Pfiesteria or related toxic microorganisms have been blamed for killing more than a billion fish in North Carolina in recent years and perhaps 50,000 fish in Maryland this summer.

Scientists have also found evidence that some people exposed to waterways where Pfiesteria is attacking fish have suffered short-term memory loss and other health problems.

Dr. Rita R. Colwell, president of the University of Maryland Biotechnology Institute, told the Maryland panel that the Pocomoke River should be tested for the presence of fecal coliform, a bacteria associated with human and animal waste.

Only if high levels of this bacteria are found in the water, she said, could a strong case be made that high levels of nitrogen and phosphorus in the water are directly linked to chicken manure.

Other scientists, though, said after the meeting that nutrients might be migrating into bay waters without any telltale bacteria.

"Basically, you can see nutrients moving independently of fecal coliform," said Robert Summerof the Maryland Department of the Environment, who holds a doctorate in environmental engineering. "Fecal coliform is a living organism which might die off. Phosphorus is a chemical which doesn't die off."

Colwell agreed with a key point of the poultry industry, saying that high nutrient levels have not been proven to stimulate Pfiesteria attacks. "It is premature to assign blame or leap to a conclusion that any one factor is contributing to this toxin production," she said.

Dr. JoAnn Burkholder, one of the scientists who discovered Pfiesteria, said yesterday that the link between Pfiesteria and nutrients has already been made, though the precise cause and effect is still unknown.

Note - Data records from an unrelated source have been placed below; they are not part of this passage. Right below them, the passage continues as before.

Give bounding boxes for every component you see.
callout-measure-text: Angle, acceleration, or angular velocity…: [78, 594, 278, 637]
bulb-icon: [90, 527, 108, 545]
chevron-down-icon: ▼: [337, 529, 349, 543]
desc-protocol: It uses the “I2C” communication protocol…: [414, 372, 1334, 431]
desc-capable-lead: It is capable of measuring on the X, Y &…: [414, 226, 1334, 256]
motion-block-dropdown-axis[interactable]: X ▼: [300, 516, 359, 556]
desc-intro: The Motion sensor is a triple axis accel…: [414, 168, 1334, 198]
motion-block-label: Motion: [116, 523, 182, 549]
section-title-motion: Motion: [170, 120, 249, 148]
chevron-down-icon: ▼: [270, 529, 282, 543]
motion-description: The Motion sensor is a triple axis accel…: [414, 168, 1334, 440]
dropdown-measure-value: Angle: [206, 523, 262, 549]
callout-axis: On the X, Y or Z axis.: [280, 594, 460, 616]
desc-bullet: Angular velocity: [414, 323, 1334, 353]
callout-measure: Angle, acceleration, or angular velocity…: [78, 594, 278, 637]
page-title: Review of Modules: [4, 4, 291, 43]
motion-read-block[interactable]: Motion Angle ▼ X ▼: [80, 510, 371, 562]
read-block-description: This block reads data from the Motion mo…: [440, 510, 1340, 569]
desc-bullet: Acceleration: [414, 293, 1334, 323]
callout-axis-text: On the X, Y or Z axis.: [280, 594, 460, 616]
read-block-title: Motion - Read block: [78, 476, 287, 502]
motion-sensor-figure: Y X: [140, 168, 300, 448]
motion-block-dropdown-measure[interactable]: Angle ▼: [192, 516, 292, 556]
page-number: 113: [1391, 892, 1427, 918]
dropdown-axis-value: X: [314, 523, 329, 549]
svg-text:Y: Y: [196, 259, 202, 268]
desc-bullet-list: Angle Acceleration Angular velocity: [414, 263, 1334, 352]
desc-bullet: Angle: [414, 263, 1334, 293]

"Under the right conditions, Pfiesteria can be stimulated by nutrient overloading," Burkholder told the House panel in Washington.

Donald F. Boesch, director of the University of Maryland's Center for Environmental Science, agreed that nutrient pollution is "strongly implicated" in worsening harmful algae blooms around the world, but he cautioned that nitrogen and phosphorus have not been "unequivocally identified" as the cause.

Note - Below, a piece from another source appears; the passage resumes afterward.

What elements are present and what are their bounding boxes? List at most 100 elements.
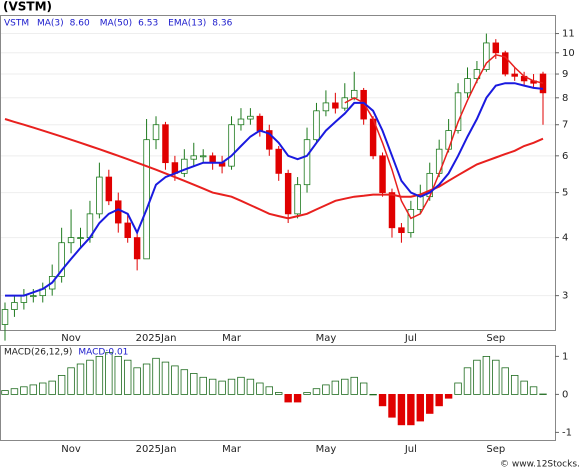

"If we're trying to take major steps to control these, there's a burden of proof to develop," he said. But he said excess nutrients have been proven to cause other water-quality problems, and pollution reduction "might well pay off" in easing outbreaks of toxic microorganisms, too.

"The public is looking to us for answers," said Rep. Wayne T. Gilchrest, the Eastern Shore Republican who presided over much of the hearing. Noting that problems of nutrient pollution have been tied to large farm animal concentrations around the country, he predicted the federal government would impose national standards.

In the meantime, he said, he worries that regulations could harm his district's farmers.

John R. Griffin, Maryland's natural resources secretary, said government officials often have to act in the face of uncertainty. Speaking in Washington, he recalled how then-Gov. Harry Hughes had imposed a moratorium on catching rockfish despite complaints from watermen that there was no proof of overfishing. Subsequent research backed up Hughes.

"If we wait until all the science has been confirmed, we may have waited too long," Griffin said.